Citi Bike: Citibank's New York Marketing Coup @BW

Citi Bike: Citibank's New York Marketing Coup
City skyline photograph by Getty Images
Vikram Pandit stood fidgeting in a park near New York’s City Hall, looking owlish in a suit and rimless spectacles. It was May 7, 2012, and he’d had better springs.Citigroup (C), where he was chief executive officer, had recently flunked a government “stress test” meant to identify which big lenders were still shaky in the wake of the financial crisis. The Federal Reserve had vetoed an $8 billion stock buyback, and irritated shareholders had just voted against Pandit’s pay package of $15 million.

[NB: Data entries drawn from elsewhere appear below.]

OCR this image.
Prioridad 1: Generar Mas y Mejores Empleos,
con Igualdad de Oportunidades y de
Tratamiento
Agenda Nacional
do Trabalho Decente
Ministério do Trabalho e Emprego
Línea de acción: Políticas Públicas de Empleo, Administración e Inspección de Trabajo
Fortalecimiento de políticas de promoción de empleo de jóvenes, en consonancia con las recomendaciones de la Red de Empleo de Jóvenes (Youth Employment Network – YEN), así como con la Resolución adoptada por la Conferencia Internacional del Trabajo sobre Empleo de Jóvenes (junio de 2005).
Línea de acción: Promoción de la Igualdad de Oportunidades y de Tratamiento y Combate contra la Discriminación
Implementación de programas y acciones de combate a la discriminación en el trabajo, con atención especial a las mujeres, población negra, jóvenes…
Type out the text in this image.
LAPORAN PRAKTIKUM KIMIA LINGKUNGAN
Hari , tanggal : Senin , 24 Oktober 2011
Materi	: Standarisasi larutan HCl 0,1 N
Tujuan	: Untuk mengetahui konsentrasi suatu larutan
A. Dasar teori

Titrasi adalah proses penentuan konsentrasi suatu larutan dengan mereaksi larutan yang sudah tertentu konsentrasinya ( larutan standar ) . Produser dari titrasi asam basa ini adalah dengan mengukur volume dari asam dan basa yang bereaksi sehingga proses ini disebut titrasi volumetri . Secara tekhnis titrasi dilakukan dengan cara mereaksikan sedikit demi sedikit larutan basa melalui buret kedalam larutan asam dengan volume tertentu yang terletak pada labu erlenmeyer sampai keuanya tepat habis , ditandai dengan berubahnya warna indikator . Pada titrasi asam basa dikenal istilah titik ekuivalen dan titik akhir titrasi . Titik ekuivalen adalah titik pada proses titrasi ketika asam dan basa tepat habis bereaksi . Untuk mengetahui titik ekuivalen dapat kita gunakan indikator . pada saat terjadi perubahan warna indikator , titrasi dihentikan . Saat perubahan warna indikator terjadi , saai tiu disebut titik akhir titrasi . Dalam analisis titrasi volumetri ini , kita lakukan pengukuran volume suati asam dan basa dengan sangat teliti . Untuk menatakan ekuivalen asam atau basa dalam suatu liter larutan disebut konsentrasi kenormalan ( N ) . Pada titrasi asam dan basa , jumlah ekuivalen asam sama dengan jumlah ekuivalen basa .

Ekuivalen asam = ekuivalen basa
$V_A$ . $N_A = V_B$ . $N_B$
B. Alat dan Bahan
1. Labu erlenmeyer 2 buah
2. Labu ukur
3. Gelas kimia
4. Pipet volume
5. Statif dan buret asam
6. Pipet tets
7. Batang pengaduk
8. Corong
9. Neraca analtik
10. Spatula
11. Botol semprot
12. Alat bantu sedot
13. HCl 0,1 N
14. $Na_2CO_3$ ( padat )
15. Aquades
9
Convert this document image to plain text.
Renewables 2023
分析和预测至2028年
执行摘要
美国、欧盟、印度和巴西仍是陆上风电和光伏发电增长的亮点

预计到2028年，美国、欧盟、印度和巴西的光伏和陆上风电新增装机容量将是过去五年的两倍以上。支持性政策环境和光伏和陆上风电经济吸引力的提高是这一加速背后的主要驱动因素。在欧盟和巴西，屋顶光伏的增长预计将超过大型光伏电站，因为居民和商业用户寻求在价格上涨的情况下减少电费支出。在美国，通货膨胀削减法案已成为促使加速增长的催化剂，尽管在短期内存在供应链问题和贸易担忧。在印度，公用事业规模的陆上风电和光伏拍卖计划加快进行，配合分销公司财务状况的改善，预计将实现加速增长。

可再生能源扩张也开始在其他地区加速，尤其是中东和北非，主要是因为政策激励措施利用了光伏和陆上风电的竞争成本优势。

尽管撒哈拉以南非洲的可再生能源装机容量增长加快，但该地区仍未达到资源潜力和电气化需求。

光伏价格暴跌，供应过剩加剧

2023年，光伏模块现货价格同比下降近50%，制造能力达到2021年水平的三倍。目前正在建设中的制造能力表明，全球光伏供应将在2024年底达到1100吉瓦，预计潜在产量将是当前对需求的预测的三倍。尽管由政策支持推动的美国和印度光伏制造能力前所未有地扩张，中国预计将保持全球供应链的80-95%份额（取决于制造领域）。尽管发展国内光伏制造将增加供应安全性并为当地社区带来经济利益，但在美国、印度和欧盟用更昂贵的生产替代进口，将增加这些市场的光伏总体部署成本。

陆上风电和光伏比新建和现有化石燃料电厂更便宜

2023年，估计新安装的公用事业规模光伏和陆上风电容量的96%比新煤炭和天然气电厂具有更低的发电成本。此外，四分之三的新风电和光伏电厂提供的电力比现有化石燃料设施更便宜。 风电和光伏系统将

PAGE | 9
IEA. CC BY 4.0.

Today the news was better. Pandit took his place next to a podium as New York Mayor Michael Bloomberg announced to a gaggle of reporters that, after three years of study, the city was finally starting a bike-sharing program—one that would cost taxpayers nothing, thanks to a $41 million deal with Pandit’s Citigroup. The cobalt blue two-wheelers, the mayor said, would be called Citi Bikes.
As Bloomberg detailed the program, which he said would grow to include 10,000 bicycles at 600 stations across the city, he kept tripping over its name. “The person who I have the pleasure of introducing next hopes that everyone does exactly the same thing I did four or five times: confuse ‘Citi Bike’ with ‘Citibank,’ ” the mayor said. “That is very good for Citibank’s business, and presumably the reason why they are the sponsor of this—and I certainly hope it works.” (The mayor is the founder and majority owner of Bloomberg LP, the parent of this magazine.)